David Andress, Professor of Modern History, has recently been awarded £166,657 over 3 years by the Leverhulme Trust for his research project How to Trust: Interpersonal Evaluation & the French Revolution.

How do we know who to trust? With people we know personally, direct experience can help us make up our minds (for good or ill) as to a particular person’s trustworthiness, but in a globalised modern society we cannot possibly hope to extend such personal experiences to all potential encounters. Trust and risk, therefore, continue to form a shaky and problematic partnership, as they have done for centuries.

One solution, adopted from the mid-nineteenth century onwards, was to protect our social interactions within an “armour” of regulation. We came to know that our doctor was professionally registered, and food standards became enshrined in law. This regulation and standardisation continued to develop over time into a whole host of consumer-rights legislation. Of course, such an approach requires people to trust “the authorities” in ways which seem to have become far more problematic in the twenty-first century.

A recent alternative has been to look for guidance in the opinions of others. Online shopping websites are more often than not accompanied by an array of consumer reviews. Some services, like the aptly-named Trustpilot, exist solely to extend such provision to an even wider audience.

Yet it has become clear in recent years that many sellers are “gaming” these systems. If blocked from posting favourable reviews of their own products, they will post negative ones of their competitors, or – in a cunning twist – post clearly fake positive comments on competing items before reporting those sellers as cheats!
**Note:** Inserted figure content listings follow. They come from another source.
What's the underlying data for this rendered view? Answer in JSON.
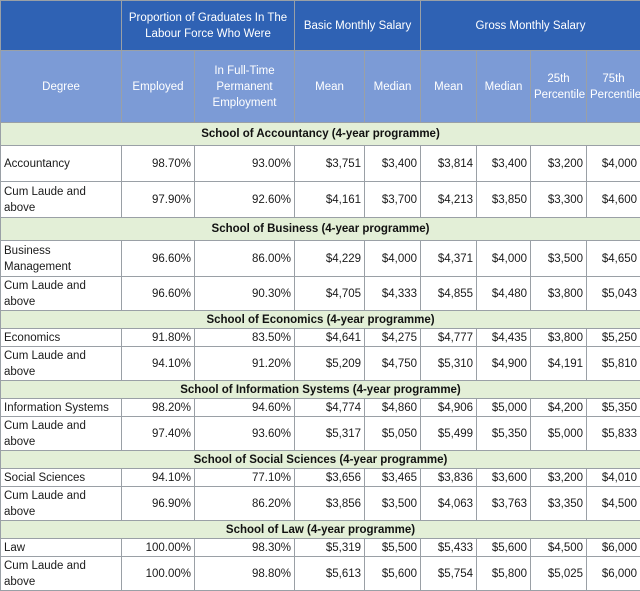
{
  "header": {
    "group_proportion": "Proportion of Graduates In The Labour Force Who Were",
    "group_basic": "Basic Monthly Salary",
    "group_gross": "Gross Monthly Salary",
    "col_degree": "Degree",
    "col_employed": "Employed",
    "col_fulltime": "In Full-Time Permanent Employment",
    "col_basic_mean": "Mean",
    "col_basic_median": "Median",
    "col_gross_mean": "Mean",
    "col_gross_median": "Median",
    "col_p25": "25th Percentile",
    "col_p75": "75th Percentile"
  },
  "sections": [
    {
      "title": "School of Accountancy (4-year programme)",
      "rows": [
        {
          "degree": "Accountancy",
          "employed": "98.70%",
          "fulltime": "93.00%",
          "basic_mean": "$3,751",
          "basic_median": "$3,400",
          "gross_mean": "$3,814",
          "gross_median": "$3,400",
          "p25": "$3,200",
          "p75": "$4,000"
        },
        {
          "degree": "Cum Laude and above",
          "employed": "97.90%",
          "fulltime": "92.60%",
          "basic_mean": "$4,161",
          "basic_median": "$3,700",
          "gross_mean": "$4,213",
          "gross_median": "$3,850",
          "p25": "$3,300",
          "p75": "$4,600"
        }
      ]
    },
    {
      "title": "School of Business (4-year programme)",
      "rows": [
        {
          "degree": "Business Management",
          "employed": "96.60%",
          "fulltime": "86.00%",
          "basic_mean": "$4,229",
          "basic_median": "$4,000",
          "gross_mean": "$4,371",
          "gross_median": "$4,000",
          "p25": "$3,500",
          "p75": "$4,650"
        },
        {
          "degree": "Cum Laude and above",
          "employed": "96.60%",
          "fulltime": "90.30%",
          "basic_mean": "$4,705",
          "basic_median": "$4,333",
          "gross_mean": "$4,855",
          "gross_median": "$4,480",
          "p25": "$3,800",
          "p75": "$5,043"
        }
      ]
    },
    {
      "title": "School of Economics (4-year programme)",
      "rows": [
        {
          "degree": "Economics",
          "employed": "91.80%",
          "fulltime": "83.50%",
          "basic_mean": "$4,641",
          "basic_median": "$4,275",
          "gross_mean": "$4,777",
          "gross_median": "$4,435",
          "p25": "$3,800",
          "p75": "$5,250"
        },
        {
          "degree": "Cum Laude and above",
          "employed": "94.10%",
          "fulltime": "91.20%",
          "basic_mean": "$5,209",
          "basic_median": "$4,750",
          "gross_mean": "$5,310",
          "gross_median": "$4,900",
          "p25": "$4,191",
          "p75": "$5,810"
        }
      ]
    },
    {
      "title": "School of Information Systems (4-year programme)",
      "rows": [
        {
          "degree": "Information Systems",
          "employed": "98.20%",
          "fulltime": "94.60%",
          "basic_mean": "$4,774",
          "basic_median": "$4,860",
          "gross_mean": "$4,906",
          "gross_median": "$5,000",
          "p25": "$4,200",
          "p75": "$5,350"
        },
        {
          "degree": "Cum Laude and above",
          "employed": "97.40%",
          "fulltime": "93.60%",
          "basic_mean": "$5,317",
          "basic_median": "$5,050",
          "gross_mean": "$5,499",
          "gross_median": "$5,350",
          "p25": "$5,000",
          "p75": "$5,833"
        }
      ]
    },
    {
      "title": "School of Social Sciences (4-year programme)",
      "rows": [
        {
          "degree": "Social Sciences",
          "employed": "94.10%",
          "fulltime": "77.10%",
          "basic_mean": "$3,656",
          "basic_median": "$3,465",
          "gross_mean": "$3,836",
          "gross_median": "$3,600",
          "p25": "$3,200",
          "p75": "$4,010"
        },
        {
          "degree": "Cum Laude and above",
          "employed": "96.90%",
          "fulltime": "86.20%",
          "basic_mean": "$3,856",
          "basic_median": "$3,500",
          "gross_mean": "$4,063",
          "gross_median": "$3,763",
          "p25": "$3,350",
          "p75": "$4,500"
        }
      ]
    },
    {
      "title": "School of Law (4-year programme)",
      "rows": [
        {
          "degree": "Law",
          "employed": "100.00%",
          "fulltime": "98.30%",
          "basic_mean": "$5,319",
          "basic_median": "$5,500",
          "gross_mean": "$5,433",
          "gross_median": "$5,600",
          "p25": "$4,500",
          "p75": "$6,000"
        },
        {
          "degree": "Cum Laude and above",
          "employed": "100.00%",
          "fulltime": "98.80%",
          "basic_mean": "$5,613",
          "basic_median": "$5,600",
          "gross_mean": "$5,754",
          "gross_median": "$5,800",
          "p25": "$5,025",
          "p75": "$6,000"
        }
      ]
    }
  ]
}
Professor Andress’ project returns to the origins of such modern phenomena, and asks whether the shattering experience of the French Revolution – so fundamentally grounded in issues of public and personal trust – can tell us anything about such dilemmas.

France in the latter-half of the eighteenth century was critically short of public trust. At a time when faith in France’s governing systems was crumbling on all sides, the need to deploy decisions about trust in everyday life was pervasive. Upfront cash transactions were almost unheard of, and people at every social level survived on credit both literally (through the extension of financial credit) and metaphorically (by making a social judgment as to the reliability of the debtor).

Revolutionary politics asked the French to extend such social “credit” into the political realm in dramatically new ways. The Revolution created a public sphere run at every level – from the local to the national – by elected officials but then imposed dire ideological divides on top of this.

By the time of the infamous “Terror”, this had resulted in  a system where nobody could trust anyone else: a system where this complete breakdown of trust would prove fatal to so many. How this happened, and how France slowly recovered, may have important lessons for our current, trust-deprived world.